Apr '24
This post about Hokusai’s Great Wave was interesting. It took 34 years of drawing waves to arrive at the iconic image.
Werner Herzog’s book “Every Man for Himself and God Against All” is bananas and the audio book is narrated by the author in his thick Bavarian accent.
The man has lived an insane life and a perfect snapshot of Herzog comes from his cameo in “The Mandalorian”, excerpted below:
He saw creator and showrunner Jon Favreau and executive producer Dave Filoni removing the miniature creature from set during one of his scenes with the being. They were preparing to shoot a blank slate of the sequence as a backup in case they decided during postproduction that the puppet wasn’t convincing enough and a digital version had to be substituted. Herzog, known for films about pushing the limits of human ability and endurance, could not hide his contempt. “You are cowards,” he declared. “Leave it.”
Herzog's documentaries are great, especially the ones that deal with primal forces:
• Meteors & asteroids in “Fireball: Visitors from Darker Worlds”
• Volcanoes in “Into the Inferno”
• Paleolithic man in “Cave of Forgotten Dreams”
• Antarctica in “Encounters at the End of the World”

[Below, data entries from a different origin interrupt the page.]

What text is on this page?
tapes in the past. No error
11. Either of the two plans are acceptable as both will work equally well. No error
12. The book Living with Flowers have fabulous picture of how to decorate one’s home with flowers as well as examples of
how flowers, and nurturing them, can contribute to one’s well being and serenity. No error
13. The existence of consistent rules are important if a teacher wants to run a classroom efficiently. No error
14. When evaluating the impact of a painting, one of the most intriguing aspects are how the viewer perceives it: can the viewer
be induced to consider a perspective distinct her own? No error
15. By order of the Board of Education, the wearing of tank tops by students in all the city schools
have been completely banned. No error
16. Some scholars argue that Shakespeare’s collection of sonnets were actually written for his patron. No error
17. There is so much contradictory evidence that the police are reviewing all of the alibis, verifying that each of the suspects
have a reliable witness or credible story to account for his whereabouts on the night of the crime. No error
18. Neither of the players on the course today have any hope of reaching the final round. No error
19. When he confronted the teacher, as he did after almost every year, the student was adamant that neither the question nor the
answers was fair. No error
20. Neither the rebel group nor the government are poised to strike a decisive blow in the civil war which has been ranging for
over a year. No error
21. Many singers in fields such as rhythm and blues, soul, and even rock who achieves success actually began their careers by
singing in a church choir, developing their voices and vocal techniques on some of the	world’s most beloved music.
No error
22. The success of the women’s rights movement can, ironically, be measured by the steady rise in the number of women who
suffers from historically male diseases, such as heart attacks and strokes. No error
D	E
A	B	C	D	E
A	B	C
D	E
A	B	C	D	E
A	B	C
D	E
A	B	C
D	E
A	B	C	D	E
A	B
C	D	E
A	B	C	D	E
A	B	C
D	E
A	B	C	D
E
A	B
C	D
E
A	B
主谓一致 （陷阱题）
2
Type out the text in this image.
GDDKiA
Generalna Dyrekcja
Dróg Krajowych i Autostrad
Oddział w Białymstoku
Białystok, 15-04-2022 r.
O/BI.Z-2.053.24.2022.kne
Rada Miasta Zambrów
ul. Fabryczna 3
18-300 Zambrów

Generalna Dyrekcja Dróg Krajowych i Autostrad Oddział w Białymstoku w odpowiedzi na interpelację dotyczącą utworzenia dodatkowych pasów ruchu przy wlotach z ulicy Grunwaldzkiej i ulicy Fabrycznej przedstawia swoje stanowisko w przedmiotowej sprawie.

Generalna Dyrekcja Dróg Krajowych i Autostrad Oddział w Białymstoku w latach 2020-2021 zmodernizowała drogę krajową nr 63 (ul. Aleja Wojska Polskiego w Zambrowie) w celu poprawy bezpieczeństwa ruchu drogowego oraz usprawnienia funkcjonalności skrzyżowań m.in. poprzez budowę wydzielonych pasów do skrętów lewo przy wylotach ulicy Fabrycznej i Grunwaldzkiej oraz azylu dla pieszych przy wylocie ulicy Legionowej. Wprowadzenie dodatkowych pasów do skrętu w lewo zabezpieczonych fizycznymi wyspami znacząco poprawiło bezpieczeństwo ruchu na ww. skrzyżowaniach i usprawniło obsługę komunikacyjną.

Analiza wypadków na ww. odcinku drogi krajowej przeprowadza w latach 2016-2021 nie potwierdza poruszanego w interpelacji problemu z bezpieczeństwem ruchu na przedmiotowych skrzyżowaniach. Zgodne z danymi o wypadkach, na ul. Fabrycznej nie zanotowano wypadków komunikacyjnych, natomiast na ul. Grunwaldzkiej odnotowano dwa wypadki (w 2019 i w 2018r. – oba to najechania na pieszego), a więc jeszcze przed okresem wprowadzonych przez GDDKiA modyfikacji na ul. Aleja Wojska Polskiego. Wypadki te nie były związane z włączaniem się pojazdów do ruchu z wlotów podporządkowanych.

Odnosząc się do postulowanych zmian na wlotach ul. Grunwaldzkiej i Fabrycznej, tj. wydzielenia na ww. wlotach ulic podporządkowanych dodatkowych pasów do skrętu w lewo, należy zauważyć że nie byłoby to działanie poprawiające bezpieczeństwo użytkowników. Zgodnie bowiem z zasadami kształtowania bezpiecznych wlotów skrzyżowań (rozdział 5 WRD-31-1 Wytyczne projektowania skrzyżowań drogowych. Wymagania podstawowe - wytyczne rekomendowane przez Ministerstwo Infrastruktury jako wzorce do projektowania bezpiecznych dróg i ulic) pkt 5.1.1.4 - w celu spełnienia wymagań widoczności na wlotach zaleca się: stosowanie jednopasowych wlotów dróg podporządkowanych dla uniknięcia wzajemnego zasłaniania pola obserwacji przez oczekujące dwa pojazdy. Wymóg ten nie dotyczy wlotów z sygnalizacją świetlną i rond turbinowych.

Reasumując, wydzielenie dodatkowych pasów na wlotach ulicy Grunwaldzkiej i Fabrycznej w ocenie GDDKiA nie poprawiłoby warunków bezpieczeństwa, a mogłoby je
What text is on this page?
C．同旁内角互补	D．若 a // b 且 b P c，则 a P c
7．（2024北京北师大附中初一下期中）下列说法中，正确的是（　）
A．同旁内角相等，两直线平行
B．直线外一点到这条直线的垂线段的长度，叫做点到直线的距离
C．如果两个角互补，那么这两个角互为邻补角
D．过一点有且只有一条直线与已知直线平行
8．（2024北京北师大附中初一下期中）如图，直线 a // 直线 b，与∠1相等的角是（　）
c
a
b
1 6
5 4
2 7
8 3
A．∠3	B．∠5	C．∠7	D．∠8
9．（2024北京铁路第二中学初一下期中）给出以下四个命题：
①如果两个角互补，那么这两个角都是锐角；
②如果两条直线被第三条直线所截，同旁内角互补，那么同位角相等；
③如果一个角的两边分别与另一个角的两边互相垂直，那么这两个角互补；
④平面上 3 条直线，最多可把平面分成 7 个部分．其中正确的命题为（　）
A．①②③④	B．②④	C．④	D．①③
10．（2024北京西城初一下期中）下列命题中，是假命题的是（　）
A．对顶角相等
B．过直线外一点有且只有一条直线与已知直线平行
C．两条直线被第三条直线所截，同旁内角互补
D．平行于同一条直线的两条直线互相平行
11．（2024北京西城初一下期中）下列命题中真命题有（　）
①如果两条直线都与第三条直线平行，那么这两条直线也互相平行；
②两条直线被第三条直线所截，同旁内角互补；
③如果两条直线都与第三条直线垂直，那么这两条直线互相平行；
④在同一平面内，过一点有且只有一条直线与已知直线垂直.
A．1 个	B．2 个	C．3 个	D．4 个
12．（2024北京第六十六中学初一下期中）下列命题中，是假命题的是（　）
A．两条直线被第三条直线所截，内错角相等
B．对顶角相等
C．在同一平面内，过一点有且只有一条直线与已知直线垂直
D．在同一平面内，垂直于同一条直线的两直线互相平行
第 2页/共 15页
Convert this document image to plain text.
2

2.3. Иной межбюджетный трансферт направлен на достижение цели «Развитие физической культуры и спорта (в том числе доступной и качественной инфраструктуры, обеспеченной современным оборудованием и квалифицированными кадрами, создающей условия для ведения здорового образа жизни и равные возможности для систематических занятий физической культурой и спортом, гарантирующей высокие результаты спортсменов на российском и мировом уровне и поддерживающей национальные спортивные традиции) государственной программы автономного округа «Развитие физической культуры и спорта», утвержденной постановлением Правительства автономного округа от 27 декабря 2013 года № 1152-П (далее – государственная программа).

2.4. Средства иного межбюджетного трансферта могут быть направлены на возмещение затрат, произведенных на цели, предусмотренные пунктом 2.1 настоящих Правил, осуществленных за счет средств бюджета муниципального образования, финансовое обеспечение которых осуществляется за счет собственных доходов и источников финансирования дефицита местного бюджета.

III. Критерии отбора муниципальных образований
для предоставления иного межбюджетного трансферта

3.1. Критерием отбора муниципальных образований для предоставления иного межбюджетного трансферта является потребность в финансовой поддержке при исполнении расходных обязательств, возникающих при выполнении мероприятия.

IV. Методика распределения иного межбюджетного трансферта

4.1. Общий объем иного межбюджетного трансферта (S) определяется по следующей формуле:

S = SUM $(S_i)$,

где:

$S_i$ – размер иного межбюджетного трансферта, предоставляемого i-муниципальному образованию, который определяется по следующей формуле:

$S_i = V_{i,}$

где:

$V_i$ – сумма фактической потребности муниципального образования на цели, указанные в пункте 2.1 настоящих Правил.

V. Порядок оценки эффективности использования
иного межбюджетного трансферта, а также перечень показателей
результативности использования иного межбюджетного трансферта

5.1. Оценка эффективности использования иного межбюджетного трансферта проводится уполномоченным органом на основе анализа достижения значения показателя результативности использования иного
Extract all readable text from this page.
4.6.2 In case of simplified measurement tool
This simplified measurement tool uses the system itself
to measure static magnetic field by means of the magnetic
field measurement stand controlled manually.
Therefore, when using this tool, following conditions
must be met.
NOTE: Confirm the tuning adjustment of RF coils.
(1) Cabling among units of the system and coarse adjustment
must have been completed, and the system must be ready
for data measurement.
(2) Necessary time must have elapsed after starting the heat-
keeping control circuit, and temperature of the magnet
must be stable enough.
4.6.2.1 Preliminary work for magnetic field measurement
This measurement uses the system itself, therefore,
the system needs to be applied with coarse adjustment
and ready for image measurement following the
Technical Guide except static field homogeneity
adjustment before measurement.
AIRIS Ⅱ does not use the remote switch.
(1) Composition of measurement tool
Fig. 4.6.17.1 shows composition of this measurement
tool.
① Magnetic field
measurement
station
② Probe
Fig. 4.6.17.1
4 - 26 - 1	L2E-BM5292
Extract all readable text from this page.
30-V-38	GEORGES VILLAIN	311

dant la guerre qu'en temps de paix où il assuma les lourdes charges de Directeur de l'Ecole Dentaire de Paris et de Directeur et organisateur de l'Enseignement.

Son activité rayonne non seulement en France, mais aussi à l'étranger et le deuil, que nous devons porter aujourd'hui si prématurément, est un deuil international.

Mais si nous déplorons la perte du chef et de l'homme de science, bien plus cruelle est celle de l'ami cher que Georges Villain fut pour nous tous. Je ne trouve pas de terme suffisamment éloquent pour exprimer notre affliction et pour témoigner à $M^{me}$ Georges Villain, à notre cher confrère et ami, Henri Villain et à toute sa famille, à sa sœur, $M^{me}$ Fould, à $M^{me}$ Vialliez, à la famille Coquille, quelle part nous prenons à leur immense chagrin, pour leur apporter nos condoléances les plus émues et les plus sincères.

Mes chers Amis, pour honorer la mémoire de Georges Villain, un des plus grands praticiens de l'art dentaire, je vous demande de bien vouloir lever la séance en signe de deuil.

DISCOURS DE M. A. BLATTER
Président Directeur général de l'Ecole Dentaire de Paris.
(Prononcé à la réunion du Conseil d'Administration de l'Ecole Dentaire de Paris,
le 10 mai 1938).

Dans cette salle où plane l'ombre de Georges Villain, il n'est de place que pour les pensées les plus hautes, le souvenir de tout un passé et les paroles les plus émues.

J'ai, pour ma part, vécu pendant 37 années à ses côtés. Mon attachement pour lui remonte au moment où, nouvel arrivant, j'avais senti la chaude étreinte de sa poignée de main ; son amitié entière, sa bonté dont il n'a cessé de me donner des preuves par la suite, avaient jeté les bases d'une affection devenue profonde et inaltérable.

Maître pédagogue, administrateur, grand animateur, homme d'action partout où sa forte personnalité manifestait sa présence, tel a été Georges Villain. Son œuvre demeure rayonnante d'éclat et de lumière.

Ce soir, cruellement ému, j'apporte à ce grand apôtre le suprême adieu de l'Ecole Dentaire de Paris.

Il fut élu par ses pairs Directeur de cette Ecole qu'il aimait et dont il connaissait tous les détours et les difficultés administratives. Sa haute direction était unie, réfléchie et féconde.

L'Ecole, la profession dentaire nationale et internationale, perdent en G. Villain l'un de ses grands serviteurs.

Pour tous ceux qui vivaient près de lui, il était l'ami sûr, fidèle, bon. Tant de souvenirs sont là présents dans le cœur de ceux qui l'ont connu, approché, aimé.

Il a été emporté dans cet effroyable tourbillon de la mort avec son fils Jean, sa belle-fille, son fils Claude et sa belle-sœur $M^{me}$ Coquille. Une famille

• Extinguishing burning oil wells in “Lessons of Darkness”
This subpage of the Dark Visitors site is a library of all the bots, AIs, and crawlers that roam the internet. It substantiates the Dead Internet Theory — an online conspiracy that asserts the Internet now consists mainly of bot activity and automatically generated content manipulated by algorithmic curation. Which is further evidenced by these articles about link rot:
According to Pew Research, 38% of webpages that existed in 2013 are no longer accessible a decade later.
According to Variety, two decades worth of MTV News content was deleted from the internet.
The Marginalian wrote up an overview of “The Dictionary of Obscure Sorrows”. Here’s some entries that seemed familiar:
- Agnosthesia: The state of not knowing how you really feel about something, which forces you to sift through clues hidden in your own behavior, as if you were some other person — noticing a twist of acid in your voice, an obscene amount of effort you put into something trifling, or an inexplicable weight on your shoulders that makes it difficult to get out of bed.
- Zielschmerz: The dread of finally pursuing a lifelong dream, which requires you to put your true abilities out there to be tested on the open savannah, no longer protected inside the terrarium of hopes and delusions that you started up in kindergarten and kept sealed as long as you could.
- Galagog: The state of being simultaneously entranced and unsettled by the vastness of the cosmos, which makes your deepest concerns feel laughably quaint, yet vanishingly rare.
- Craxis: The unease of knowing how quickly your circumstances could change on you—that no matter how carefully you shape your life into what you want it to be, the whole thing could be overturned in an instant, with little more than a single word, a single step, a phone call out of the blue, and by the end of next week you might already be looking back on this morning as if it were a million years ago, a poignant last hurrah of normal life.
- Suerza: A feeling of quiet amazement that you exist at all; a sense of gratitude that you were even born in the first place, that you somehow emerged alive and breathing despite all odds, having won an unbroken streak of reproductive lotteries that stretches all the way back to the beginning of life itself.